AbstractsBiology & Animal Science

Mechanical stress produced by orthodontic force is a factor in the remodeling of periodontal ligament (PDL) and alveolar bone, and consists of compressive and tensile forces. It has been reported that the expression of many cytokines associated with osteoclastogenesis, such as receptor activators of nuclear factor-κB ligand(RANKL) and macrophage colony-stimulating factor(M-CSF), are up-regulated when compressive forces act on osteoblasts and PDL cells. However, little is known about the direct effects of compressive forces on osteoclasts. Therefore, we investigated the effects of compressive force on osteoclasts in this study. Thenumbers of tartrate-resistant acid phosphatase (TRAP)-positive multinucleated osteoclasts derived from RAW264.7 cells were counted. The gene expression of osteoclasts associated with differentiation and fusion changed in response to compressive force,and was evaluated by real-time PCR. Differentiation and fusion of osteoclasts increased rapidly on the 4th to 5th days. We then examined the effects of compressive force on osteoclasts using 3, 5, 7, 9 and 14-layered cover glass slips (slips) on the 4th day for 24 h.
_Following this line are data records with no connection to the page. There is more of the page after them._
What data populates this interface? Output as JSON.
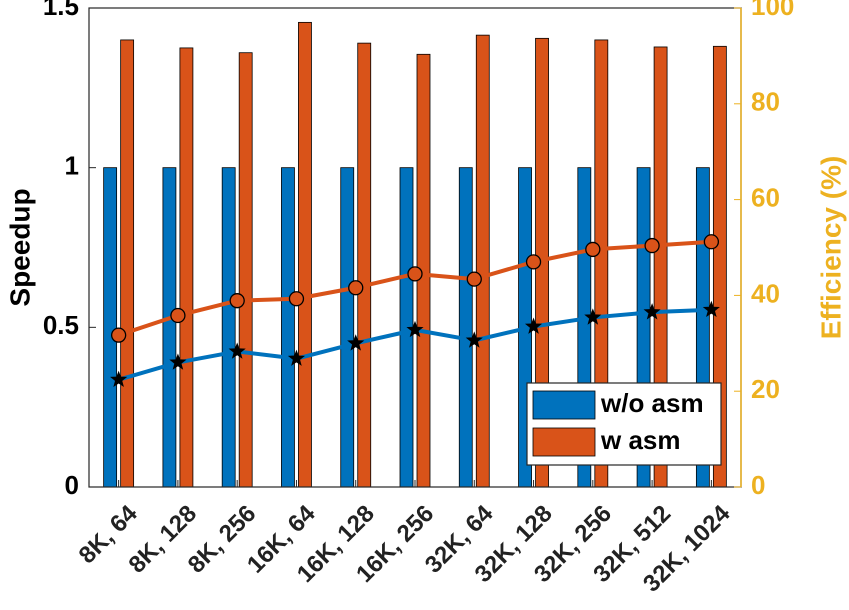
{
  "chart_data": {
    "type": "bar",
    "categories": [
      "8K, 64",
      "8K, 128",
      "8K, 256",
      "16K, 64",
      "16K, 128",
      "16K, 256",
      "32K, 64",
      "32K, 128",
      "32K, 256",
      "32K, 512",
      "32K, 1024"
    ],
    "series": [
      {
        "name": "w/o asm",
        "axis": "left",
        "kind": "bar",
        "color": "#0072BD",
        "values": [
          1,
          1,
          1,
          1,
          1,
          1,
          1,
          1,
          1,
          1,
          1
        ]
      },
      {
        "name": "w asm",
        "axis": "left",
        "kind": "bar",
        "color": "#D95319",
        "values": [
          1.4,
          1.375,
          1.36,
          1.455,
          1.39,
          1.355,
          1.415,
          1.405,
          1.4,
          1.378,
          1.38
        ]
      },
      {
        "name": "",
        "axis": "right",
        "kind": "line",
        "marker": "star",
        "color": "#0072BD",
        "values": [
          22.4,
          26.0,
          28.3,
          26.8,
          30.0,
          32.8,
          30.6,
          33.5,
          35.4,
          36.5,
          37.0
        ]
      },
      {
        "name": "",
        "axis": "right",
        "kind": "line",
        "marker": "circle",
        "color": "#D95319",
        "values": [
          31.7,
          35.8,
          38.9,
          39.3,
          41.6,
          44.5,
          43.4,
          47.0,
          49.6,
          50.4,
          51.2
        ]
      }
    ],
    "title": "",
    "xlabel": "",
    "ylabel": "Speedup",
    "y2label": "Efficiency (%)",
    "ylim": [
      0,
      1.5
    ],
    "y2lim": [
      0,
      100
    ],
    "yticks": [
      "0",
      "0.5",
      "1",
      "1.5"
    ],
    "y2ticks": [
      "0",
      "20",
      "40",
      "60",
      "80",
      "100"
    ],
    "y2color": "#EDB120",
    "grid": false,
    "legend": "bottom-right"
  }
}
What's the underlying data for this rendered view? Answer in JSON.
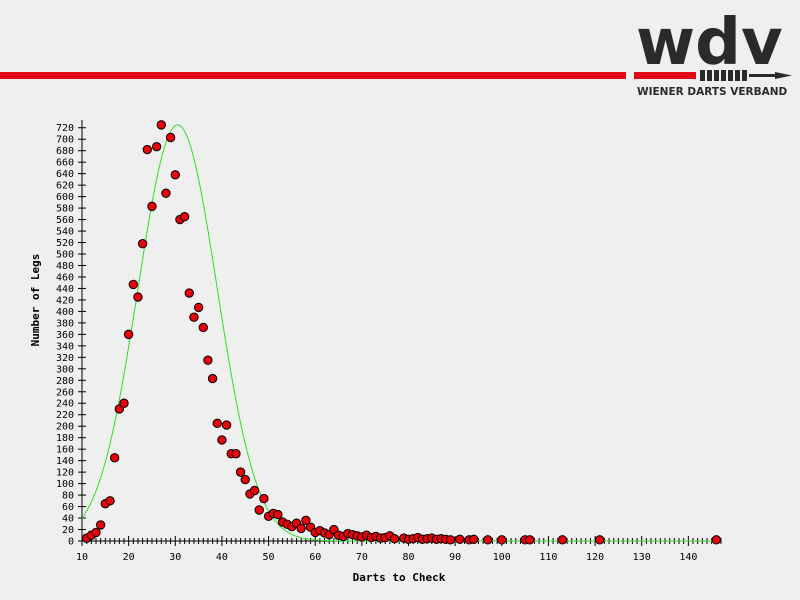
{
  "brand": {
    "logo_text": "wdv",
    "tagline": "WIENER DARTS VERBAND",
    "accent_color": "#e30613",
    "logo_dark_color": "#2a2a2a"
  },
  "chart_data": {
    "type": "scatter",
    "xlabel": "Darts to Check",
    "ylabel": "Number of Legs",
    "xlim": [
      10,
      147
    ],
    "ylim": [
      0,
      730
    ],
    "x_ticks": [
      10,
      20,
      30,
      40,
      50,
      60,
      70,
      80,
      90,
      100,
      110,
      120,
      130,
      140
    ],
    "y_ticks": [
      0,
      20,
      40,
      60,
      80,
      100,
      120,
      140,
      160,
      180,
      200,
      220,
      240,
      260,
      280,
      300,
      320,
      340,
      360,
      380,
      400,
      420,
      440,
      460,
      480,
      500,
      520,
      540,
      560,
      580,
      600,
      620,
      640,
      660,
      680,
      700,
      720
    ],
    "point_color": "#e8000a",
    "fit_color": "#33dd22",
    "fit": {
      "type": "gaussian",
      "amplitude": 725,
      "mean": 30.5,
      "sigma": 8.5
    },
    "points": [
      {
        "x": 11,
        "y": 5
      },
      {
        "x": 12,
        "y": 10
      },
      {
        "x": 13,
        "y": 15
      },
      {
        "x": 14,
        "y": 28
      },
      {
        "x": 15,
        "y": 65
      },
      {
        "x": 16,
        "y": 70
      },
      {
        "x": 17,
        "y": 145
      },
      {
        "x": 18,
        "y": 230
      },
      {
        "x": 19,
        "y": 240
      },
      {
        "x": 20,
        "y": 360
      },
      {
        "x": 21,
        "y": 447
      },
      {
        "x": 22,
        "y": 425
      },
      {
        "x": 23,
        "y": 518
      },
      {
        "x": 24,
        "y": 682
      },
      {
        "x": 25,
        "y": 583
      },
      {
        "x": 26,
        "y": 687
      },
      {
        "x": 27,
        "y": 725
      },
      {
        "x": 28,
        "y": 606
      },
      {
        "x": 29,
        "y": 703
      },
      {
        "x": 30,
        "y": 638
      },
      {
        "x": 31,
        "y": 560
      },
      {
        "x": 32,
        "y": 565
      },
      {
        "x": 33,
        "y": 432
      },
      {
        "x": 34,
        "y": 390
      },
      {
        "x": 35,
        "y": 407
      },
      {
        "x": 36,
        "y": 372
      },
      {
        "x": 37,
        "y": 315
      },
      {
        "x": 38,
        "y": 283
      },
      {
        "x": 39,
        "y": 205
      },
      {
        "x": 40,
        "y": 176
      },
      {
        "x": 41,
        "y": 202
      },
      {
        "x": 42,
        "y": 152
      },
      {
        "x": 43,
        "y": 152
      },
      {
        "x": 44,
        "y": 120
      },
      {
        "x": 45,
        "y": 107
      },
      {
        "x": 46,
        "y": 82
      },
      {
        "x": 47,
        "y": 88
      },
      {
        "x": 48,
        "y": 54
      },
      {
        "x": 49,
        "y": 74
      },
      {
        "x": 50,
        "y": 43
      },
      {
        "x": 51,
        "y": 48
      },
      {
        "x": 52,
        "y": 46
      },
      {
        "x": 53,
        "y": 33
      },
      {
        "x": 54,
        "y": 29
      },
      {
        "x": 55,
        "y": 25
      },
      {
        "x": 56,
        "y": 31
      },
      {
        "x": 57,
        "y": 22
      },
      {
        "x": 58,
        "y": 36
      },
      {
        "x": 59,
        "y": 24
      },
      {
        "x": 60,
        "y": 15
      },
      {
        "x": 61,
        "y": 18
      },
      {
        "x": 62,
        "y": 14
      },
      {
        "x": 63,
        "y": 11
      },
      {
        "x": 64,
        "y": 20
      },
      {
        "x": 65,
        "y": 10
      },
      {
        "x": 66,
        "y": 8
      },
      {
        "x": 67,
        "y": 13
      },
      {
        "x": 68,
        "y": 11
      },
      {
        "x": 69,
        "y": 9
      },
      {
        "x": 70,
        "y": 7
      },
      {
        "x": 71,
        "y": 10
      },
      {
        "x": 72,
        "y": 6
      },
      {
        "x": 73,
        "y": 8
      },
      {
        "x": 74,
        "y": 5
      },
      {
        "x": 75,
        "y": 6
      },
      {
        "x": 76,
        "y": 9
      },
      {
        "x": 77,
        "y": 4
      },
      {
        "x": 79,
        "y": 5
      },
      {
        "x": 80,
        "y": 3
      },
      {
        "x": 81,
        "y": 4
      },
      {
        "x": 82,
        "y": 6
      },
      {
        "x": 83,
        "y": 3
      },
      {
        "x": 84,
        "y": 4
      },
      {
        "x": 85,
        "y": 5
      },
      {
        "x": 86,
        "y": 3
      },
      {
        "x": 87,
        "y": 4
      },
      {
        "x": 88,
        "y": 3
      },
      {
        "x": 89,
        "y": 2
      },
      {
        "x": 91,
        "y": 3
      },
      {
        "x": 93,
        "y": 2
      },
      {
        "x": 94,
        "y": 3
      },
      {
        "x": 97,
        "y": 2
      },
      {
        "x": 100,
        "y": 2
      },
      {
        "x": 105,
        "y": 2
      },
      {
        "x": 106,
        "y": 2
      },
      {
        "x": 113,
        "y": 2
      },
      {
        "x": 121,
        "y": 2
      },
      {
        "x": 146,
        "y": 2
      }
    ]
  }
}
The number of large osteoclasts with more than 8 nuclei peaked with 7 slips. The force generated by 7 slips was regarded as the optimal compressive force. mRNA expression of osteoclast-associated genes, including nuclear factor of activated T cells c1(NFATc1), TRAP, matrix metalloproteinase-9 (MMP-9),dendritic cell specific trans membrane protein (DC-STAMP),osteoclast stimulatory trans membrane protein(OC-STAMP), cathepsin-K (cath-K), chloride channel 7 (ClC-7), ATPase H+ transporting vacuolar proton pump member I (ATP6i), Integrin-αv andβ3, increased significantly after 3 h of optimal compression. Thus, we were successful in directly applying compressive force to osteoclasts. These findings suggest that osteoclastogenesis acceleratesvia up-regulated and advanced mRNA expressions when applying optimal compressive force.